Et la création obéit à sa volonté.
Que toutes ses œuvres sont aimables :
Comme une étincelle que l'on pourrait contempler.
Dès son lever, le soleil proclame :
Quelle merveille l'œuvre du Très-Haut !
Oraison 30
Dieu éternel et tout-puissant, augmente en nous la foi, l'espérance et la charité ; et pour que nous puissions obtenir ce que tu promets, fais-nous aimer ce que tu commandes.
Livre de la Sagesse (Sg 1, 16 ; 2, 1a.10-24)
Les impies raisonnent et s'égarent
La vie du juste a toujours été un scandale et une agression pour le monde.
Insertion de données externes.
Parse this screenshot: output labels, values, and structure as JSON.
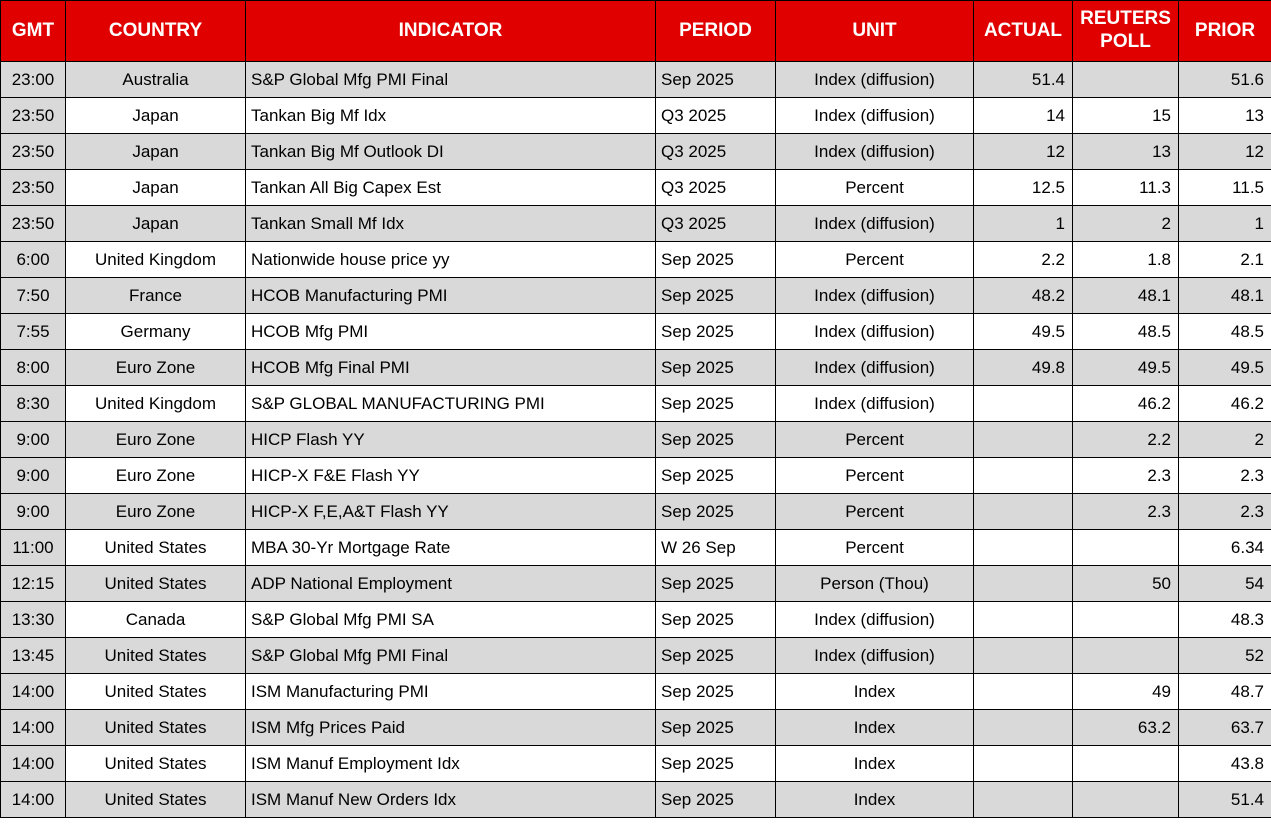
{
  "colors": {
    "header_bg": "#e00000",
    "header_text": "#ffffff",
    "stripe": "#d9d9d9",
    "row_white": "#ffffff",
    "border": "#000000"
  },
  "table": {
    "columns": [
      {
        "key": "gmt",
        "label": "GMT"
      },
      {
        "key": "country",
        "label": "COUNTRY"
      },
      {
        "key": "indicator",
        "label": "INDICATOR"
      },
      {
        "key": "period",
        "label": "PERIOD"
      },
      {
        "key": "unit",
        "label": "UNIT"
      },
      {
        "key": "actual",
        "label": "ACTUAL"
      },
      {
        "key": "poll",
        "label": "REUTERS POLL"
      },
      {
        "key": "prior",
        "label": "PRIOR"
      }
    ],
    "rows": [
      {
        "gmt": "23:00",
        "country": "Australia",
        "indicator": "S&P Global Mfg PMI Final",
        "period": "Sep 2025",
        "unit": "Index (diffusion)",
        "actual": "51.4",
        "poll": "",
        "prior": "51.6"
      },
      {
        "gmt": "23:50",
        "country": "Japan",
        "indicator": "Tankan Big Mf Idx",
        "period": "Q3 2025",
        "unit": "Index (diffusion)",
        "actual": "14",
        "poll": "15",
        "prior": "13"
      },
      {
        "gmt": "23:50",
        "country": "Japan",
        "indicator": "Tankan Big Mf Outlook DI",
        "period": "Q3 2025",
        "unit": "Index (diffusion)",
        "actual": "12",
        "poll": "13",
        "prior": "12"
      },
      {
        "gmt": "23:50",
        "country": "Japan",
        "indicator": "Tankan All Big Capex Est",
        "period": "Q3 2025",
        "unit": "Percent",
        "actual": "12.5",
        "poll": "11.3",
        "prior": "11.5"
      },
      {
        "gmt": "23:50",
        "country": "Japan",
        "indicator": "Tankan Small Mf Idx",
        "period": "Q3 2025",
        "unit": "Index (diffusion)",
        "actual": "1",
        "poll": "2",
        "prior": "1"
      },
      {
        "gmt": "6:00",
        "country": "United Kingdom",
        "indicator": "Nationwide house price yy",
        "period": "Sep 2025",
        "unit": "Percent",
        "actual": "2.2",
        "poll": "1.8",
        "prior": "2.1"
      },
      {
        "gmt": "7:50",
        "country": "France",
        "indicator": "HCOB Manufacturing PMI",
        "period": "Sep 2025",
        "unit": "Index (diffusion)",
        "actual": "48.2",
        "poll": "48.1",
        "prior": "48.1"
      },
      {
        "gmt": "7:55",
        "country": "Germany",
        "indicator": "HCOB Mfg PMI",
        "period": "Sep 2025",
        "unit": "Index (diffusion)",
        "actual": "49.5",
        "poll": "48.5",
        "prior": "48.5"
      },
      {
        "gmt": "8:00",
        "country": "Euro Zone",
        "indicator": "HCOB Mfg Final PMI",
        "period": "Sep 2025",
        "unit": "Index (diffusion)",
        "actual": "49.8",
        "poll": "49.5",
        "prior": "49.5"
      },
      {
        "gmt": "8:30",
        "country": "United Kingdom",
        "indicator": "S&P GLOBAL MANUFACTURING PMI",
        "period": "Sep 2025",
        "unit": "Index (diffusion)",
        "actual": "",
        "poll": "46.2",
        "prior": "46.2"
      },
      {
        "gmt": "9:00",
        "country": "Euro Zone",
        "indicator": "HICP Flash YY",
        "period": "Sep 2025",
        "unit": "Percent",
        "actual": "",
        "poll": "2.2",
        "prior": "2"
      },
      {
        "gmt": "9:00",
        "country": "Euro Zone",
        "indicator": "HICP-X F&E Flash YY",
        "period": "Sep 2025",
        "unit": "Percent",
        "actual": "",
        "poll": "2.3",
        "prior": "2.3"
      },
      {
        "gmt": "9:00",
        "country": "Euro Zone",
        "indicator": "HICP-X F,E,A&T Flash YY",
        "period": "Sep 2025",
        "unit": "Percent",
        "actual": "",
        "poll": "2.3",
        "prior": "2.3"
      },
      {
        "gmt": "11:00",
        "country": "United States",
        "indicator": "MBA 30-Yr Mortgage Rate",
        "period": "W 26 Sep",
        "unit": "Percent",
        "actual": "",
        "poll": "",
        "prior": "6.34"
      },
      {
        "gmt": "12:15",
        "country": "United States",
        "indicator": "ADP National Employment",
        "period": "Sep 2025",
        "unit": "Person (Thou)",
        "actual": "",
        "poll": "50",
        "prior": "54"
      },
      {
        "gmt": "13:30",
        "country": "Canada",
        "indicator": "S&P Global Mfg PMI SA",
        "period": "Sep 2025",
        "unit": "Index (diffusion)",
        "actual": "",
        "poll": "",
        "prior": "48.3"
      },
      {
        "gmt": "13:45",
        "country": "United States",
        "indicator": "S&P Global Mfg PMI Final",
        "period": "Sep 2025",
        "unit": "Index (diffusion)",
        "actual": "",
        "poll": "",
        "prior": "52"
      },
      {
        "gmt": "14:00",
        "country": "United States",
        "indicator": "ISM Manufacturing PMI",
        "period": "Sep 2025",
        "unit": "Index",
        "actual": "",
        "poll": "49",
        "prior": "48.7"
      },
      {
        "gmt": "14:00",
        "country": "United States",
        "indicator": "ISM Mfg Prices Paid",
        "period": "Sep 2025",
        "unit": "Index",
        "actual": "",
        "poll": "63.2",
        "prior": "63.7"
      },
      {
        "gmt": "14:00",
        "country": "United States",
        "indicator": "ISM Manuf Employment Idx",
        "period": "Sep 2025",
        "unit": "Index",
        "actual": "",
        "poll": "",
        "prior": "43.8"
      },
      {
        "gmt": "14:00",
        "country": "United States",
        "indicator": "ISM Manuf New Orders Idx",
        "period": "Sep 2025",
        "unit": "Index",
        "actual": "",
        "poll": "",
        "prior": "51.4"
      }
    ]
  }
}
La haine des Juifs apostats d'Alexandrie, devenus disciples d'Epicure, se continue dans les persécutions de tous les temps, en passant par la passion du Christ. Mais la vie éternelle manifestera un jour qui, du juste persécuté ou de l'impie orgueilleux, avait choisi la voie de la Sagesse.
Les impies ont invité l'Hadès du geste et de la voix, s'éprenant d'amitié pour lui, ils se sont pâmés, puis ils ont conclu un pacte avec lui. Aussi bien méritent-ils d'être de son parti.
Car ils disent entre eux, avec de faux raisonnements : Opprimons le pauvre, qui pourtant est juste, n'épargnons pas la veuve et n'ayons pas égard aux cheveux blancs du vieillard. Mais que pour nous la force soit la norme du droit, car la faiblesse s'avère inutile. Traquons le juste : il nous gêne, s'oppose à nos actions, nous reproche nos manquements à la Loi et nous accuse d'être infidèles à notre éducation. Il déclare posséder la connaissance de Dieu et il se nomme enfant du Seigneur. Il est devenu un reproche vivant pour nos pensées et sa seule vue nous est à charge. Car sa vie ne ressemble pas à celle des autres et sa conduite est étrange. Il nous considère comme une chose frelatée et il s'écarte de nos voies comme de souillures. Il proclame heureux le sort final des justes et se vante d'avoir Dieu pour père.
Voyons si ses paroles sont vraies et vérifions comment il finira. Si le juste est fils de Dieu, alors celui-ci viendra à son secours et l'arrachera aux mains de ses adversaires. Mettons-le à l'épreuve par l'outrage et la torture pour juger de sa sérénité et apprécier son endurance. Condamnons-le à une mort honteuse, puisque, selon ses dires, une intervention divine aura lieu en sa faveur."
Ainsi raisonnent-ils, mais ils se trompent ; leur perversité les aveugle et ils ne connaissent pas les secrets desseins de Dieu, ils n'espèrent pas de récompense pour la piété, ils n'apprécient pas l'honneur réservé aux âmes pures. Or Dieu a créé l'homme pour qu'il soit incorruptible et il l'a fait image de ce qu'il possède en propre. Mais par la jalousie du diable la mort est entrée dans le monde : ils la subissent ceux qui se rangent dans son parti.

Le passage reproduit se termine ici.